Juan Carlos Escotet assume que a entidade está “sempre atenta a novas oportunidades de negócio em Portugal”, após apresentar a conclusão da compra do negócio de retalho do Deutsche Bank em Portugal.

Juan Carlos Escotet Rodríguez, presidente do Abanca

O presidente do Abanca diz que Portugal passou a ser a “operação mais relevante” do banco espanhol, depois de ter oficializado a compra do negócio de retalho do Deutsche Bank em Portugal, numa conferência de imprensa realizada esta quarta-feira na delegação do Abanca em Lisboa.

Juan Carlos Escotet sublinhou que, apesar desta compra, a entidade espanhola está “sempre atenta a novas oportunidades de negócio em Portugal”, um país que o presidente do Abanca considera ter um setor bancário “muito competitivo, com bons indicadores e uma referência no mercado”.

A operação relativa ao Deutsche Bank foi concluída no passado dia 9 de junho e vai integrar 500 colaboradores portugueses, não sendo necessária a colacação de colaboradores vindos de Espanha.
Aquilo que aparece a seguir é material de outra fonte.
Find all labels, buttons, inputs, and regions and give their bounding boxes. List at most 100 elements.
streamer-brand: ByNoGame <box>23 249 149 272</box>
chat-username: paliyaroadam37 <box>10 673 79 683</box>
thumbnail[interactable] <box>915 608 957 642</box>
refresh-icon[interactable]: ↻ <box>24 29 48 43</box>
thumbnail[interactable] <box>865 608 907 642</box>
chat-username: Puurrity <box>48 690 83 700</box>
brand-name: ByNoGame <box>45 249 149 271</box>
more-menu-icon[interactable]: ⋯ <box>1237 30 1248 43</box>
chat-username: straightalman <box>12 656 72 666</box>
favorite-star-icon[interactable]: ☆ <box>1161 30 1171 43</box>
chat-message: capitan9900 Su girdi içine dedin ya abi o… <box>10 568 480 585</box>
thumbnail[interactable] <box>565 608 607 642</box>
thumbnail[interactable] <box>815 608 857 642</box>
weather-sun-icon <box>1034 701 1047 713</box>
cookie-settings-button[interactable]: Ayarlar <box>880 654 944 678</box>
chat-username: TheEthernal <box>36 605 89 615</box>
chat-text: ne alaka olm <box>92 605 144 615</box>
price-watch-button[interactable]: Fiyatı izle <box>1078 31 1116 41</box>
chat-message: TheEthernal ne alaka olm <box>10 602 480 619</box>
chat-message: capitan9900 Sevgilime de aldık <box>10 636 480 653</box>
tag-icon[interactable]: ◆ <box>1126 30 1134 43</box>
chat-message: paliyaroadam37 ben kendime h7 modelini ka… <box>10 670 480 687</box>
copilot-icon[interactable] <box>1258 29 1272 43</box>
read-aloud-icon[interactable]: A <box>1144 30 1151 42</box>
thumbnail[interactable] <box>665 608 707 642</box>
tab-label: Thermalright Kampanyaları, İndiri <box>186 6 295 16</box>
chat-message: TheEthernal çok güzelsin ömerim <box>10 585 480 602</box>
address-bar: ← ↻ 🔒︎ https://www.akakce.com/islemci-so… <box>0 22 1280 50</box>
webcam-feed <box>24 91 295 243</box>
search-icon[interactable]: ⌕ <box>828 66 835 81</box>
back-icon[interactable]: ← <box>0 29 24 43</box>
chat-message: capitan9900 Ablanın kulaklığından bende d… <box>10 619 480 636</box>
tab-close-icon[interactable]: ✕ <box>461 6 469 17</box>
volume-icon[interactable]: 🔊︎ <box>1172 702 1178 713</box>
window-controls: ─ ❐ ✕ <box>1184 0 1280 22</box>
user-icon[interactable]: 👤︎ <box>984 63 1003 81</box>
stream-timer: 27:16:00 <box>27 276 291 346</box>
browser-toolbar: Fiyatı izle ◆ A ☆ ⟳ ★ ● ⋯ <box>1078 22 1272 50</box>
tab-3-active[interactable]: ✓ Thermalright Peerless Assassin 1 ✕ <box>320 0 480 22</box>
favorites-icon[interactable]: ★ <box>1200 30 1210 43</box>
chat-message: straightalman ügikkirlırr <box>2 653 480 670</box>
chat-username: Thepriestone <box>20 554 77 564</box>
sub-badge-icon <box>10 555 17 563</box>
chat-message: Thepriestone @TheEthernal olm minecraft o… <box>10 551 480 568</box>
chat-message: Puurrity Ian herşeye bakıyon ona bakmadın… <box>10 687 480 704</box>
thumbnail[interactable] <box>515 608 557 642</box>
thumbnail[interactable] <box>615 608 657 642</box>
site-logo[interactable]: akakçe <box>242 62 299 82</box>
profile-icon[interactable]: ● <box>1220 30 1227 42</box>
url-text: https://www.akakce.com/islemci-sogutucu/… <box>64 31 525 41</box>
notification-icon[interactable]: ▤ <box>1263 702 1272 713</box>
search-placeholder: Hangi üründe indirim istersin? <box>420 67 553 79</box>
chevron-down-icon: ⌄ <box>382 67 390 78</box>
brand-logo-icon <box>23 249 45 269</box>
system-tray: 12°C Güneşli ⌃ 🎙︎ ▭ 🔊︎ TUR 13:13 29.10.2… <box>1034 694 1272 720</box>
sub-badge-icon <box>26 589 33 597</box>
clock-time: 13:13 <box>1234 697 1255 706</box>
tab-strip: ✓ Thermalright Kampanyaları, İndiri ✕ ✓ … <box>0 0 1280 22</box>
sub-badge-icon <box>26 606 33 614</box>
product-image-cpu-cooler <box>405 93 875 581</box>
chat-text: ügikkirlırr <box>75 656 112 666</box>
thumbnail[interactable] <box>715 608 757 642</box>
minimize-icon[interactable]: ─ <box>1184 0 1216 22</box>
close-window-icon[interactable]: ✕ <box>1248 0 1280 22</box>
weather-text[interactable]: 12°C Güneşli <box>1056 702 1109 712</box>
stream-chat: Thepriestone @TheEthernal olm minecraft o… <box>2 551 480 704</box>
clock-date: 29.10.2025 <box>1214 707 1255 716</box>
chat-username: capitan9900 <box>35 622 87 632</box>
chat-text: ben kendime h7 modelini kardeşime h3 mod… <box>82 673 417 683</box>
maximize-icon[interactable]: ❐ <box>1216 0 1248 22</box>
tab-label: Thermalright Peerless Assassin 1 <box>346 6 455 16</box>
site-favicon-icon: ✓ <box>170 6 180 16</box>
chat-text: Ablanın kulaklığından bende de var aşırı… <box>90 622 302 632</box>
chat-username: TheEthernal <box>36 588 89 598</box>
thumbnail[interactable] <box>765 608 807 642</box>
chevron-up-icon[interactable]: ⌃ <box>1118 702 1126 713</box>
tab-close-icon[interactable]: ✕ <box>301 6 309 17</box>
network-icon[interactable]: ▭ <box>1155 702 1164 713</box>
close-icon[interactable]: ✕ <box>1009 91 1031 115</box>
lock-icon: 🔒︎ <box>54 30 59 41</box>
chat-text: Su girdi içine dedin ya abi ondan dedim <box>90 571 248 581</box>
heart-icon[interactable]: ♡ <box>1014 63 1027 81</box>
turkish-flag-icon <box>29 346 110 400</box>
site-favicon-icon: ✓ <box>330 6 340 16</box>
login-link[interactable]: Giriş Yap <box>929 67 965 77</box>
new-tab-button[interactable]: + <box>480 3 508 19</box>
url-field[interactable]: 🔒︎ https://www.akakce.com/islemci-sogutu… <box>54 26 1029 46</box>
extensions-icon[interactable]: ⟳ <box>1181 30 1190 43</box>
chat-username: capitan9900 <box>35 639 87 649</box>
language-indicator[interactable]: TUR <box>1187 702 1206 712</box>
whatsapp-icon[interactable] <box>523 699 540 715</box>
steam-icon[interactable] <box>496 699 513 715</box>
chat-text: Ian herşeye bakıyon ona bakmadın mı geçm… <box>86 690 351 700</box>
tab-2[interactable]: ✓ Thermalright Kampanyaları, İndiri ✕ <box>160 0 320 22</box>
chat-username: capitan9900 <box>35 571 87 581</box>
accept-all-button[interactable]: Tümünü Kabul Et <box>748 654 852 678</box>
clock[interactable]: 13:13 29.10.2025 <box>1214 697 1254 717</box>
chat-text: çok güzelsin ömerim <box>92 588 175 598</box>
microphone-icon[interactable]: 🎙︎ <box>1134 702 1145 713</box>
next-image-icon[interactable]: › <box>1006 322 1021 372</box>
O Abanca irá passar a contar com 70 agências em Portugal, estando presente em 16 dos 20 distritos portugueses.

O grupo espanhol conta com perto de 70 mil clientes em Portugal e traça também como objetivos até 2021, alcançar um volume de negócios de 9.400 milhões de euros, 5.400 milhões de recursos a clientes, 4.150 milhões de ativos e quatro mil milhões em créditos.

Em junho de 2018, a Autoridade da Concorrência (AdC) deu luz verde à compra do retalho do Deutsche Bank pelo Abanca. A decisão de não oposição ao negócio foi sustentada no facto de que o mesmo “não era suscetível de criar entraves significativos”, à concorrência efetiva neste mercado, de acordo com o comunicado na altura da AdC.